Written By: Josh Wright

“We came for salvation. We came for family. We came for all that’s good, that’s how we’ll walk away. We came to break the bad. We came to cheer the sad. We came to leave behind the world a better way,” sang the four gentlemen as they held hands on stage.

No music behind them, just the 2,000+ screaming fans in the Roanoke Performing Arts Center in Roanoke, Virginia as they closed their show. This is the third time I’ve been lucky enough to witness the Avett Brothers live in concert. The first was in Hanford, California: a small agriculture town in California’s San Joaquin Valley. The second was at the Crystal Ballroom in Portland, Oregon.

Each audience was markedly different: the small town, the progressive northwest, and the Bible belt. But also, each show had the same result. The Avetts were gracious and willing to thrill the crowd with their endless energy.

The band is made up of Seth and Scott Avett, they play the banjo and guitar respectively. Alongside the brothers is Bob Crawford on a stand up bass and Joe Kwon on the Cello. The brothers hail from the moderately sized Concord, North Carolina. Their music has traditional bluegrass notions throughout, but they have incorporated fresh ideas into making a palatable strand of roots music. People walk out of these shows with the inherent knowledge that true beauty has been witnessed.

Each audience member knows full well that the Avett Brothers were born to sing together, born to write songs, born to be a traveling band on America’s highways. The word passion, commonly tossed around with nonchalance, is one of the only words one can muster in the wake of their live show. Ask anyone who has seen them: I guarantee they’ll say the same. When Seth and Scott harmonize, none can doubt the power of watching a group of individuals demonstrate their destiny.

It felt fateful through the concert hall. The same force that brought this band together to sing about love has brought the audience here to wonder in its rays. At some point in each show, I’ve wept like a child. I can’t help it. I think it’s just my reaction to witnessing purity through an art form. When I wipe my eyes clean, my soul and the band causing these tears of unadulterated joy appear even more refined than before. Music that brings tears, that jams on your heart-strings gives indescribable gifts. I won’t even attempt to describe the feeling; I’ll just implore anyone I meet to listen.

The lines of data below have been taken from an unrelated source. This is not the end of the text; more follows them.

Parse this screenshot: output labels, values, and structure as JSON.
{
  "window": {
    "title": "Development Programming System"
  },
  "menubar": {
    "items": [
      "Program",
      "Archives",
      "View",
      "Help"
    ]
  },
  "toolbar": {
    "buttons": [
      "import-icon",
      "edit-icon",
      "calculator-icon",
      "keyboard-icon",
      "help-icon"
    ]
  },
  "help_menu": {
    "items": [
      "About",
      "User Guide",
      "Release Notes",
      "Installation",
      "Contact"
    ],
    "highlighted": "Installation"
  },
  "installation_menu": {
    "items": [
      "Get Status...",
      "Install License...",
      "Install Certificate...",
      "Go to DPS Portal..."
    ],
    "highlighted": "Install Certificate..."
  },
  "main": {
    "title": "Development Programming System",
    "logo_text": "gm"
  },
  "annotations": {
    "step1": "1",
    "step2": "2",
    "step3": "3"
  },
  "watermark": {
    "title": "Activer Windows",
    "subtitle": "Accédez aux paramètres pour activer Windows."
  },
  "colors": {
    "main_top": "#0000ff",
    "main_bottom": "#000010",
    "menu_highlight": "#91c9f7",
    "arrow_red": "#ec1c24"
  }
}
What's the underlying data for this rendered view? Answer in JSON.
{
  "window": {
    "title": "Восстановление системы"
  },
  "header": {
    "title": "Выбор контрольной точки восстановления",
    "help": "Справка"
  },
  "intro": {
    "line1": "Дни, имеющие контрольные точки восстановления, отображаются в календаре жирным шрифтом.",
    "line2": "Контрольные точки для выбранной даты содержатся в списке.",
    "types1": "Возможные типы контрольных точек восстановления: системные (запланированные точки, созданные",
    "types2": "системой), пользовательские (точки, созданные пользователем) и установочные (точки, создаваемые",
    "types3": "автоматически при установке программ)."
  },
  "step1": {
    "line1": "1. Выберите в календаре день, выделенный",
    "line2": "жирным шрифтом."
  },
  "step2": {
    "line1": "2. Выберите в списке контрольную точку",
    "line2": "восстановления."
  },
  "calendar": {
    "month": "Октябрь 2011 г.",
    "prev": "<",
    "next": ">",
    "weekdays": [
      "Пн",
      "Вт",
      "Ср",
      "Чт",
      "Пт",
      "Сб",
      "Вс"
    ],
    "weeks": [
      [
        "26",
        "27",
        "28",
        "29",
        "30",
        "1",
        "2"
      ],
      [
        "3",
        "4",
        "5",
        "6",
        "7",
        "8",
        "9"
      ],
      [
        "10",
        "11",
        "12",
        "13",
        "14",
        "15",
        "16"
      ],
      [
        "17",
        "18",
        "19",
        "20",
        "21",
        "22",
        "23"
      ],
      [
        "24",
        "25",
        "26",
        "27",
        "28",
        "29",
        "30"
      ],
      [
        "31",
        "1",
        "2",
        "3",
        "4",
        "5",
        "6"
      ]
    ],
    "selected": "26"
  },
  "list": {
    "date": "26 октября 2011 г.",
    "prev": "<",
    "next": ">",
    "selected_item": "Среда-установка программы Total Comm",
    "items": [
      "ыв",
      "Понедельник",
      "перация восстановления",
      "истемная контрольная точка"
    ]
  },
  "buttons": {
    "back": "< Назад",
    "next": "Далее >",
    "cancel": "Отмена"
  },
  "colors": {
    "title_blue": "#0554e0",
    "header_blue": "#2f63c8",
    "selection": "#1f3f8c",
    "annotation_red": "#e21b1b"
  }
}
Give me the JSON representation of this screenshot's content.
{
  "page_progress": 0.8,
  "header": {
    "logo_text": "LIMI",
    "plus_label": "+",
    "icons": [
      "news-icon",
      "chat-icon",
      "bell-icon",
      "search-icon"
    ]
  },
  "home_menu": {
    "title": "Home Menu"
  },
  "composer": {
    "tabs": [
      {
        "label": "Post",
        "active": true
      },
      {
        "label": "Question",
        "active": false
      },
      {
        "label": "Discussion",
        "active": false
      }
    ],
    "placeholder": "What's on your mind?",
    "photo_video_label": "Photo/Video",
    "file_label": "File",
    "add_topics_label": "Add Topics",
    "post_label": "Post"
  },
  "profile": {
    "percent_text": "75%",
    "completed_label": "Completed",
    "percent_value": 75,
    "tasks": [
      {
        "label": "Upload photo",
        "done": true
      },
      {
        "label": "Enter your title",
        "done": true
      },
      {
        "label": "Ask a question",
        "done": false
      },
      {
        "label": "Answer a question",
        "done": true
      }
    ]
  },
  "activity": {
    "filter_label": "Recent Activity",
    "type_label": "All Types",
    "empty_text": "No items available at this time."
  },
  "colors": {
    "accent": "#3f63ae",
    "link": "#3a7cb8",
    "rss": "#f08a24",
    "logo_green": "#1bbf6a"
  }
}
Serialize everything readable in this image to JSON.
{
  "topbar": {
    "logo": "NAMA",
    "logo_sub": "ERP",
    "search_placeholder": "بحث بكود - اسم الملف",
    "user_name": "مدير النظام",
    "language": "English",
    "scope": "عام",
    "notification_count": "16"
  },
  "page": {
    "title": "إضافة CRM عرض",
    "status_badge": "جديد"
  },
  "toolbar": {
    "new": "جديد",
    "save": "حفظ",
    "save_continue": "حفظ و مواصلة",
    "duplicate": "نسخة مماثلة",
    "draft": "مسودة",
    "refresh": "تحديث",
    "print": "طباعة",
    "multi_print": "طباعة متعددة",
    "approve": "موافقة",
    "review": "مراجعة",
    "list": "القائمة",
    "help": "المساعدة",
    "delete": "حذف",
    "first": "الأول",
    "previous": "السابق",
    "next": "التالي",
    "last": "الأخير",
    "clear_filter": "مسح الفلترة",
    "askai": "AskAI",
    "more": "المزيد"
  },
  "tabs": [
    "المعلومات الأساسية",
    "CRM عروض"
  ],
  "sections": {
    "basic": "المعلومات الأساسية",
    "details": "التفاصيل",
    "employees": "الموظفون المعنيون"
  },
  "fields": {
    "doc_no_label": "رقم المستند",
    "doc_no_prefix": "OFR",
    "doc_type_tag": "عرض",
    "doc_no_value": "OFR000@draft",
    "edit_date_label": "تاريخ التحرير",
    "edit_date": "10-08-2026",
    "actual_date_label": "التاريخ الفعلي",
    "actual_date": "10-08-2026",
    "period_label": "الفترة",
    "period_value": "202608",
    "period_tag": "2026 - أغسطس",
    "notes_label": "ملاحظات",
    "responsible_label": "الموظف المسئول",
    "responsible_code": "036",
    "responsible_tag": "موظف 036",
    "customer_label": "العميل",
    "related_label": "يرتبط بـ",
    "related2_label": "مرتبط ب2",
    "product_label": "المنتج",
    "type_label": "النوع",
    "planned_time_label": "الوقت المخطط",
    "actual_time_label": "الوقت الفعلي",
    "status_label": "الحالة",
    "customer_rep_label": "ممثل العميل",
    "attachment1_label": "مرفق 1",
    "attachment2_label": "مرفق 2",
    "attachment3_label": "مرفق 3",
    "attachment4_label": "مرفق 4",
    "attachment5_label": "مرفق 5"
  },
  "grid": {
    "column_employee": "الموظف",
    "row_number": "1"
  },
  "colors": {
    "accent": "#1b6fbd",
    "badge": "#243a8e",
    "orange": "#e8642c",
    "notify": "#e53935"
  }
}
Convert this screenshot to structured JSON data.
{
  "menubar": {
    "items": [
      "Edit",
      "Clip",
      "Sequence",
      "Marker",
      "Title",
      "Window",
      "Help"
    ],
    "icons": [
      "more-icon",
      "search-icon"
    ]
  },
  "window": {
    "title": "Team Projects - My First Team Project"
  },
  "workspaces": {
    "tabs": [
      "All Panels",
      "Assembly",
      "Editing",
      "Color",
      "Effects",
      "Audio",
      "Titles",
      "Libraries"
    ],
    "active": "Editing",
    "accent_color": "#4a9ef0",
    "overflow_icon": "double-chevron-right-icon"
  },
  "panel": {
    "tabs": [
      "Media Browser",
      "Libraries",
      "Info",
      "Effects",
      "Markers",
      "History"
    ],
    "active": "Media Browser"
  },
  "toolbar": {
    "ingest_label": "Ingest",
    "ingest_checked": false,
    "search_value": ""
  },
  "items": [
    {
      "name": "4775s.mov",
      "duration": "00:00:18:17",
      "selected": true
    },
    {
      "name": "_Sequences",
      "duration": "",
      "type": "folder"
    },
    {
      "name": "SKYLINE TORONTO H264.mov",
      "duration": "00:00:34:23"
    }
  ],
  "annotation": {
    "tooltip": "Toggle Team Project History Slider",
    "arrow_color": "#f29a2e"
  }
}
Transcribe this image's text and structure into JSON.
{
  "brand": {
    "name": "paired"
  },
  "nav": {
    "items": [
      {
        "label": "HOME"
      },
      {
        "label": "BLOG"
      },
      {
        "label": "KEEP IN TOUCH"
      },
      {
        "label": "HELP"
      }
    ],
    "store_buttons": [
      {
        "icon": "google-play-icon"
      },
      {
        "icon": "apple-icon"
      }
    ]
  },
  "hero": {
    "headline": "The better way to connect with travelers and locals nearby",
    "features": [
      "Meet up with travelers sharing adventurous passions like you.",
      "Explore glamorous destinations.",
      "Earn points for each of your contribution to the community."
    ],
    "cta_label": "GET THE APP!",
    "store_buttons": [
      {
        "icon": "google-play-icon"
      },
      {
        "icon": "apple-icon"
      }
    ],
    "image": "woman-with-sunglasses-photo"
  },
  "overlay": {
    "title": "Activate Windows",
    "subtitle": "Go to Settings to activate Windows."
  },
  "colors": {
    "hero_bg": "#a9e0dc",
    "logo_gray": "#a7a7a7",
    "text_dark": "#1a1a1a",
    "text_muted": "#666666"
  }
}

The Avett Brothers have toured the entirety of this country. I’m damn sure that each of these shows were under the same lines as the ones I have witnessed. They are pulling thousands of heads in every town they go, and each of those heads are now filled with the Avett Brothers’ own brand of good news. Being a logical, deductive fellow, I’d say that the Avett Brothers are popular music in America. I’ll take it further: The Avett Brothers are the next great American band. Don’t be shocked kids, it’s really easy to see.

The age range of each of these shows went from the kids menu to AARP cards. A hefty percentage was still the 18-25, but that’s neither here nor there. What is, however, here and now is what has brought America together one venue, one city at a time. The Avetts sing about themes every male and female have on their brain incessantly. If you have been heavy in the throws of love or cursing it’s name as you shout to the stars or any of the emotions that lie on the continuum in between; I’d bet the Avett Brothers have a song about it.

What makes this great band even greater is the same idea any timeless writer has used to elevate themselves: universality. When one works through themes that everyone knows, or will know, a potential is born. It’s the potential for immortality, the potential to be passed down through generations. It’s the potential for a band to reach their own personal infinite.

I appreciate what they do, if for nothing else because of its rarity. All too often are music acts brazen and arrogant because of their given talent. The Avett Brothers are respectful, thankful, and thrilled to purvey their music to any who are willing to listen. They are a band that can tell us all about what binds us and reminds us. They are a band that has it oozing from every pore. They are a band that does it for all the right reasons. They are a band that might save the 2000’s from being the decade remembered by American Idol. They are a band I hope land in every home in America. They are a band that has every right to be the face of American music.